Unlike many, I believe Javascript is a beautiful language. I don't believe this because Javascript has numerous weird bugs ..erm "quirks". I don't believe this because I think hoisting, anonymous functions, prototypal inheritance, and loose casting are ideal. I think it's beautiful because the constraints it faces make it stronger.

Most languages aren't built with asynchronous behavior in mind. But the nature of the web is that everything is asynchronous: user actions, CRUD operations, image/script/css/asset retrieval. All of it.

Yes, some of these things can be made to behave synchronously, but when they do they affect one of Javascript's other beautiful constraints: Javascript is single threaded.

The advantage of single threaded behavior is in the challenge such a limitation presents. Why do ES6/ES7 bring the Promise and async/await specs? Because these are needs and APIs that JS developers battle tested while trying to maintain non-blocking IO. How did the runLoop in node turn into such a big deal? Because it showed that non-blocking IO on a single thread could far outperform a thread based solution when scaling requests.

Of course, none of this means that Javascript needs to be or should remain single threaded. But the constraints of the language have (and continue) to cause Javascript to evolve as a language the solves real-world problems.
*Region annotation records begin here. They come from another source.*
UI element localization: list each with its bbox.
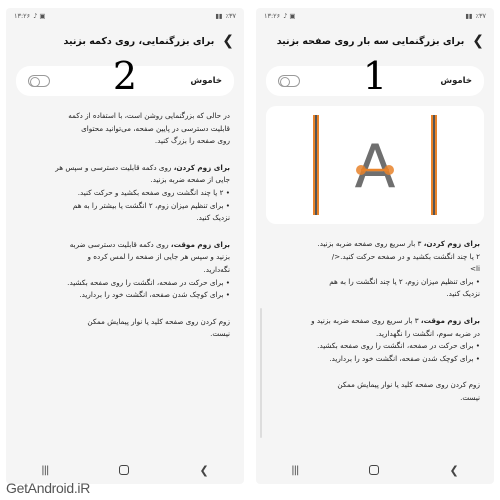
- letter-a-illustration: A: [354, 132, 395, 202]
- navigation-bar: ||| ❮: [256, 456, 494, 484]
- text-line: بزنید و سپس هر جایی از صفحه را لمس کرده …: [87, 252, 230, 262]
- recent-apps-icon[interactable]: |||: [291, 465, 299, 476]
- toggle-switch[interactable]: [28, 75, 50, 87]
- back-nav-icon[interactable]: ❮: [449, 464, 458, 477]
- text-line: li>: [469, 264, 480, 274]
- home-icon[interactable]: [118, 465, 129, 475]
- text-line: • برای تنظیم میزان زوم، ۲ انگشت یا بیشتر…: [72, 200, 230, 210]
- text-line: در حالی که بزرگنمایی روشن است، با استفاد…: [68, 111, 230, 120]
- text-line: در ضربه سوم، انگشت را نگهدارید.: [375, 328, 480, 338]
- instructions: برای زوم کردن، ۳ بار سریع روی صفحه ضربه …: [256, 224, 494, 405]
- text-line: قابلیت دسترسی در پایین صفحه، می‌توانید م…: [81, 123, 230, 133]
- bold-text: برای زوم کردن،: [173, 162, 230, 172]
- text-line: • ۲ یا چند انگشت روی صفحه بکشید و حرکت ک…: [77, 187, 230, 197]
- header: ❯ برای بزرگنمایی، روی دکمه بزنید: [6, 24, 244, 58]
- toggle-row[interactable]: خاموش 1: [266, 54, 484, 98]
- magnification-preview: A: [266, 106, 484, 224]
- notification-icons: ♪ ▣: [283, 12, 296, 20]
- status-bar: ۱۳:۲۶ ♪ ▣ ▮▮ ٪۳۷: [256, 8, 494, 24]
- battery-label: ٪۳۷: [225, 12, 236, 20]
- paragraph: برای زوم موقت، روی دکمه قابلیت دسترسی ضر…: [20, 239, 230, 302]
- page-title: برای بزرگنمایی سه بار روی صفحه بزنید: [276, 35, 465, 47]
- paragraph: برای زوم کردن، ۳ بار سریع روی صفحه ضربه …: [270, 238, 480, 301]
- time-label: ۱۳:۲۶: [264, 12, 281, 20]
- bold-text: برای زوم موقت،: [170, 239, 230, 249]
- paragraph: در حالی که بزرگنمایی روشن است، با استفاد…: [20, 110, 230, 148]
- text-span: روی دکمه قابلیت دسترسی و سپس هر: [55, 162, 174, 172]
- text-line: نزدیک کنید.: [196, 213, 230, 223]
- paragraph: برای زوم کردن، روی دکمه قابلیت دسترسی و …: [20, 162, 230, 225]
- page-title: برای بزرگنمایی، روی دکمه بزنید: [63, 35, 215, 47]
- text-line: برای زوم موقت، روی دکمه قابلیت دسترسی ضر…: [20, 239, 230, 252]
- annotation-number: 1: [362, 54, 388, 98]
- notification-icons: ♪ ▣: [33, 12, 46, 20]
- text-line: برای زوم کردن، ۳ بار سریع روی صفحه ضربه …: [270, 238, 480, 251]
- text-line: • برای حرکت در صفحه، انگشت را روی صفحه ب…: [317, 341, 480, 351]
- settings-screen-button-magnification: ۱۳:۲۶ ♪ ▣ ▮▮ ٪۳۷ ❯ برای بزرگنمایی، روی د…: [6, 8, 244, 484]
- text-line: ۲ یا چند انگشت بکشید و در صفحه حرکت کنید…: [331, 251, 480, 261]
- header: ❯ برای بزرگنمایی سه بار روی صفحه بزنید: [256, 24, 494, 58]
- text-span: روی دکمه قابلیت دسترسی ضربه: [69, 239, 171, 249]
- text-line: نیست.: [460, 392, 480, 402]
- back-arrow-icon[interactable]: ❯: [222, 34, 234, 48]
- scrollbar[interactable]: [260, 308, 262, 438]
- text-line: برای زوم موقت، ۳ بار سریع روی صفحه ضربه …: [270, 315, 480, 328]
- back-arrow-icon[interactable]: ❯: [472, 34, 484, 48]
- status-bar: ۱۳:۲۶ ♪ ▣ ▮▮ ٪۳۷: [6, 8, 244, 24]
- bold-text: برای زوم موقت،: [420, 315, 480, 325]
- text-line: • برای کوچک شدن صفحه، انگشت خود را بردار…: [79, 290, 230, 300]
- text-line: روی صفحه را بزرگ کنید.: [154, 136, 230, 146]
- paragraph: برای زوم موقت، ۳ بار سریع روی صفحه ضربه …: [270, 315, 480, 365]
- battery-label: ٪۳۷: [475, 12, 486, 20]
- home-icon[interactable]: [368, 465, 379, 475]
- settings-screen-triple-tap-magnification: ۱۳:۲۶ ♪ ▣ ▮▮ ٪۳۷ ❯ برای بزرگنمایی سه بار…: [256, 8, 494, 484]
- instructions: در حالی که بزرگنمایی روشن است، با استفاد…: [6, 96, 244, 341]
- paragraph: زوم کردن روی صفحه کلید یا نوار پیمایش مم…: [20, 316, 230, 341]
- recent-apps-icon[interactable]: |||: [41, 465, 49, 476]
- annotation-number: 2: [112, 54, 138, 98]
- text-line: زوم کردن روی صفحه کلید یا نوار پیمایش مم…: [87, 316, 230, 326]
- toggle-switch[interactable]: [278, 75, 300, 87]
- text-line: برای زوم کردن، روی دکمه قابلیت دسترسی و …: [20, 162, 230, 175]
- toggle-label: خاموش: [440, 76, 472, 86]
- text-line: نیست.: [210, 329, 230, 339]
- text-line: • برای کوچک شدن صفحه، انگشت خود را بردار…: [329, 353, 480, 363]
- text-line: زوم کردن روی صفحه کلید یا نوار پیمایش مم…: [337, 380, 480, 390]
- touch-point-right: [384, 165, 394, 175]
- signal-icon: ▮▮: [215, 12, 223, 20]
- toggle-label: خاموش: [190, 76, 222, 86]
- text-line: جایی از صفحه ضربه بزنید.: [150, 175, 230, 185]
- time-label: ۱۳:۲۶: [14, 12, 31, 20]
- text-line: نزدیک کنید.: [446, 289, 480, 299]
- watermark-logo: GetAndroid.iR: [6, 480, 91, 496]
- touch-point-left: [356, 165, 366, 175]
- signal-icon: ▮▮: [465, 12, 473, 20]
- text-line: نگه‌دارید.: [203, 264, 230, 274]
- preview-illustration: A: [313, 115, 437, 215]
- toggle-row[interactable]: خاموش 2: [16, 54, 234, 98]
- text-line: • برای تنظیم میزان زوم، ۲ یا چند انگشت ر…: [329, 276, 480, 286]
- text-span: ۳ بار سریع روی صفحه ضربه بزنید.: [317, 239, 424, 248]
- paragraph: زوم کردن روی صفحه کلید یا نوار پیمایش مم…: [270, 379, 480, 404]
- text-span: ۳ بار سریع روی صفحه ضربه بزنید و: [311, 315, 421, 325]
- text-line: • برای حرکت در صفحه، انگشت را روی صفحه ب…: [67, 277, 230, 287]
- bold-text: برای زوم کردن،: [423, 239, 480, 248]
- back-nav-icon[interactable]: ❮: [199, 464, 208, 477]
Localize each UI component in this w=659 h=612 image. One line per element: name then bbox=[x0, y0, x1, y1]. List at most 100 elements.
With the use of transpilers, it won't be long before all our applications are written with ES7 code. With the advent of evergreen browsers (thank you Edge for joining), it won't be much longer too until even ALL our browsers run our ES7 code without that transpilation step.

Could your app use the efficiency boost of being able to strictly cast some vars? We'll get that eventually. Strict classes? We'll get that too. JS runtimes have already made JS an extremely fast language, it won't take the language evolving much to close the 17% gap between optimized JS and optimized C++.

Need threads? Try WebWorkers or Shared WebWorkers. Need threaded rendering?

Wait, what?!?

Yeah, I just said that. I'll say it again. Need threaded rendering?

What if we treat the main thread as just the ui-assembly-thread, nothing more? Want a snappy application with super fast route rendering? Choose the ideal spot, swap out. Fast internet connection? Reach out to the server. Nothing going on on the main thread? Render there. Where exactly could/will this go?

  • if WebWorkers are given the ability to create a DocumentFragment
  • if Ember or React's fastboot servers are embedded within your Cordova application

Imagine the possibilities. You have a complex and demanding interface. Possibly you've used html-gl or react-canvas or a customized webView or similar to improve your rendering (don't worry, better solutions ARE coming). Regardless of final rendering environment, your one thread has a lot to handle. What if it just assembled?

Your route hits a Shared WebWorker which delegates various components on the page to be rendered by other threads, each with then transfers a completed documentFragment to the ui-assembly-thread for DOM insertion. This could end the native vs. HTML5 debate. Native is HTML5 is native.

Javascript is mutating, evolving, and iterating in a much different manner than any other language. And it's doing it organically, based on the involvement, feedback, and usage of hundreds of thousands of developers. Not many languages get that sort of privilege.